Authors

Discussion

Pathogenic animal trypanosomes infecting livestock have a significant economic and social impact in endemic areas. Trypanosoma congolense, which is particularly pathogenic in cattle, is currently controlled with chemotherapy and chemoprophylaxis, however, existing compounds are losing efficacy due to the emergence of drug-resistant parasites. Therefore, probing metabolic pathways will assist the development of in vitro culture methods, vital to the discovery of novel trypanocidal compounds. Our current understanding of the mitochondrial metabolism of trypanosomatids is mostly derived from studies involving T. brucei. However, our preliminary data show that the central carbohydrate metabolism of T. brucei differs to that of other, lesser studied livestock trypanosome species such as T. congolense and T. vivax. For example, T. congolense was shown to consume glucose at lower rates in vitro than T. brucei, and untargeted metabolomic analyses showed that less pyruvate is excreted as a metabolic end-product. Here, we investigate the source of mitochondrial acetate production in bloodstream form T. congolense IL3000 and T. brucei 427. Acetate was found to be excreted by T. congolense at significantly higher rates than T. brucei (138.0 vs. 16.6 nM/min/10⁸ cells). ¹H-NMR spectrometry revealed the primary sources of acetate production in T. congolense to be glucose-derived pyruvate and L-threonine.
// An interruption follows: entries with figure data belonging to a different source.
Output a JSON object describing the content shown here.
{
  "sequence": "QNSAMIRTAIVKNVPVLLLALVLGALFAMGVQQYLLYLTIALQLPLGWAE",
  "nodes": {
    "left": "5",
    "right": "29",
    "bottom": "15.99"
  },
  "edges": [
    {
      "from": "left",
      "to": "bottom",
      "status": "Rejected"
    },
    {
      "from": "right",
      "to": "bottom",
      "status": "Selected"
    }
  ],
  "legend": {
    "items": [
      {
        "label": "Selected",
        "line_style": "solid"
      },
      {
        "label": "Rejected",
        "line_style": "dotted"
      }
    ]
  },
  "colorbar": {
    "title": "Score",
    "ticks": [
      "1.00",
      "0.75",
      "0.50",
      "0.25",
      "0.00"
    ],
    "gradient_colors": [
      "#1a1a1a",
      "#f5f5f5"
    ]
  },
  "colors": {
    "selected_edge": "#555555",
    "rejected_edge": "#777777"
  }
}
In vitro drug inhibition assays showed T. congolense to be more sensitive than T. brucei to inhibition with the pyruvate transport inhibitor UK5099, and the pyruvate dehydrogenase inhibitor arsenite (59.9 nM vs. 134.6 nM; 139.9 μM vs. 292.0 μM), suggesting an increased dependence on the mitochondrial acetate pathway in T. congolense. Together, these data suggest that bloodstream form T. congolense display similar metabolic characteristics to procyclic (insect-stage) T. brucei. This strengthens the previous observation that mitochondrial metabolism is distinctly different between T. congolense and T. brucei.